The history books describe it as a cold Saturday afternoon with a whistling wind. Buggies and cars were parked on both sides of the streets for blocks around. People squeezed inside the doorway, crowded through the main corridor and up the stairway.
It was Dec. 10, 1921, and mid-Missourians were arriving to see their Boone County Hospital for the first time. The guests admired the hospital’s rooms, equipment, furniture and immaculately polished floors—all done in tile except for the X-ray room, which had a wooden floor to reduce the chance the operator would be electrocuted. This year, a similar celebratory feel is taking hold as BHC marks 90 years of service in mid-Missouri.
The story of Boone County Hospital actually starts in 1917, four years before the hospital’s grand opening. That year, the Missouri General Assembly passed a law allowing counties to issue bonds to fund the construction of health facilities. Among the law’s strongest proponents was Dr. Frank Nifong, who would later become Boone Hospital’s first medical chief of staff.
With the law in the books, Boone County became among the first counties in the state to pursue constructing a hospital.
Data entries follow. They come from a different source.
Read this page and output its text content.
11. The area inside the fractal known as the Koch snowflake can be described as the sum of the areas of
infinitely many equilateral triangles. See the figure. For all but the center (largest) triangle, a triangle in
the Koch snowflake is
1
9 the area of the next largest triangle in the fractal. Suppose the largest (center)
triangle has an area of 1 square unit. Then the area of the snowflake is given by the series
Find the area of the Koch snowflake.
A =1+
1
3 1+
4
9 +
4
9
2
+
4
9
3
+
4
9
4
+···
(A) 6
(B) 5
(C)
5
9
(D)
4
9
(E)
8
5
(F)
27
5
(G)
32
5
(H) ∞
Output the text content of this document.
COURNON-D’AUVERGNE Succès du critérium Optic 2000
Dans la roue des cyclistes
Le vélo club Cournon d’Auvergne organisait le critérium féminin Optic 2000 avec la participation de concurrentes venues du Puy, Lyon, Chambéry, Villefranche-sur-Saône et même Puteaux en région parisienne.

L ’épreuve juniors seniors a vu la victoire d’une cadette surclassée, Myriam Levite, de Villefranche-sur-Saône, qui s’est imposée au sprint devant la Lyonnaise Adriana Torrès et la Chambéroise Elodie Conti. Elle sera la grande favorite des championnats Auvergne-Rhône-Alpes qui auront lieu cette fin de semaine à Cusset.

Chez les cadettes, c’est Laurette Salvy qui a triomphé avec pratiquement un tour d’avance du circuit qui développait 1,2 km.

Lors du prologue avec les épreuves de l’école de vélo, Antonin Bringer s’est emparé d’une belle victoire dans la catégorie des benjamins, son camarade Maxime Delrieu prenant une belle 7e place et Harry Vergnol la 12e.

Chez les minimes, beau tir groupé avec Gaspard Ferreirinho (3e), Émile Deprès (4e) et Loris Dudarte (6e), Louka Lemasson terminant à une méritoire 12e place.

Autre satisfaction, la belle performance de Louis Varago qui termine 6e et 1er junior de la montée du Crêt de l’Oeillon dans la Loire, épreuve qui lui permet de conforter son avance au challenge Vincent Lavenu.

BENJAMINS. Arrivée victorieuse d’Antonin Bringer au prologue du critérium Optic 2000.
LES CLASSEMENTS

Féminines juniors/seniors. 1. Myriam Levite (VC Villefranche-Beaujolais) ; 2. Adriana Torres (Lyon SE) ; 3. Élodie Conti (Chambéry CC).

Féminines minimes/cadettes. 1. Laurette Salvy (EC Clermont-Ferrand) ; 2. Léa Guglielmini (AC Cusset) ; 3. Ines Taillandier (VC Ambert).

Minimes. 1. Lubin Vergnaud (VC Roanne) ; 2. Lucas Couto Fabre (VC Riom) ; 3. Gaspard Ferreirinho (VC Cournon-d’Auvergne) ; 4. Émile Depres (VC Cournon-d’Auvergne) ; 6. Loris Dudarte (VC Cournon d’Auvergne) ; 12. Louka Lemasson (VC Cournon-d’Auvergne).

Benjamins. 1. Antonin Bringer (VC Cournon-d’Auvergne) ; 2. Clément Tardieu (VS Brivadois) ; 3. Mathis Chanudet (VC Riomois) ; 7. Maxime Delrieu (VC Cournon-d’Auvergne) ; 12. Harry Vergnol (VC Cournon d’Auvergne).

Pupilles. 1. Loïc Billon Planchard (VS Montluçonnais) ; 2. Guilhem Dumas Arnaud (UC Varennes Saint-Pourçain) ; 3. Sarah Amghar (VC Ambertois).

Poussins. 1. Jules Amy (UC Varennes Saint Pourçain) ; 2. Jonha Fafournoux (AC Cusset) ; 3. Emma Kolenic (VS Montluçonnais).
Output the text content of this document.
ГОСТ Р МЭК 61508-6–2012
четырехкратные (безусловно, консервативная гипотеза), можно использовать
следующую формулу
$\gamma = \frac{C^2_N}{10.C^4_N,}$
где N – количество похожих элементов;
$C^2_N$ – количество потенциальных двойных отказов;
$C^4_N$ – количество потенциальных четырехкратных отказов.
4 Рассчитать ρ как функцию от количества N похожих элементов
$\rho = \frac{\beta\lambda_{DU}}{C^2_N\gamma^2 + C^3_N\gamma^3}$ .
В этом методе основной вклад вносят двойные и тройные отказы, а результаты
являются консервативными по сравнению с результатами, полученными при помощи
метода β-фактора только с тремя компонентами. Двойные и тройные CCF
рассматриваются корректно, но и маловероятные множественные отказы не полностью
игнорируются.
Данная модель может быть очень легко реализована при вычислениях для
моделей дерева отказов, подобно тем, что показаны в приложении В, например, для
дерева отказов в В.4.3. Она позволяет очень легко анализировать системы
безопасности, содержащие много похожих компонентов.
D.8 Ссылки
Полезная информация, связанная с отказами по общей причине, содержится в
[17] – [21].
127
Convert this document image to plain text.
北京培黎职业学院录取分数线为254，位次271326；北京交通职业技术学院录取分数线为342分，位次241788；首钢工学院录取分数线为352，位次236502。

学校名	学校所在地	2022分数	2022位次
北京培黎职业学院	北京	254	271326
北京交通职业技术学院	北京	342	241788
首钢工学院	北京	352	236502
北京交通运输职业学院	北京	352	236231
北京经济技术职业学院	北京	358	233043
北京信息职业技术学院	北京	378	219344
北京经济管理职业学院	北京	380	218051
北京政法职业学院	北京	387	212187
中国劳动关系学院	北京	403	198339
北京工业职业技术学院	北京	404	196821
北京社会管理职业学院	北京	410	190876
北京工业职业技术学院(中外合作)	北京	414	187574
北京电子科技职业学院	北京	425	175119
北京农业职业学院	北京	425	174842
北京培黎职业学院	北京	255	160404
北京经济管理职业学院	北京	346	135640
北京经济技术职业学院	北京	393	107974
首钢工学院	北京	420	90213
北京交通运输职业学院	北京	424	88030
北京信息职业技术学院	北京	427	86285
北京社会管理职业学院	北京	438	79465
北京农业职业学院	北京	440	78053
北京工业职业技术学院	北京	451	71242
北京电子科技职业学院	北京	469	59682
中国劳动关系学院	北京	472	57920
On April 29, 1919, Boone Country residents approved a plan to spend $100,000 to construct a hospital.
The first two patients arrived at Boone Hospital on Dec. 13 and 14. Then, on Christmas Eve, the hospital marked another significant event when the first baby was delivered at the hospital. David Etheridge became the first Boone Baby, born to William and Fannie Etheridge.
The original hospital building that opened in 1921 still stands as part of the hospital campus. It has been remodeled and expanded several times over the years. It is still in use.
Reflecting BHC’s long history in mid-Missouri, the hospital was this year named to the Boone County Historical Society Hall of Fame. Dr. Nifong was also inducted into the hall alongside the hospital he helped found.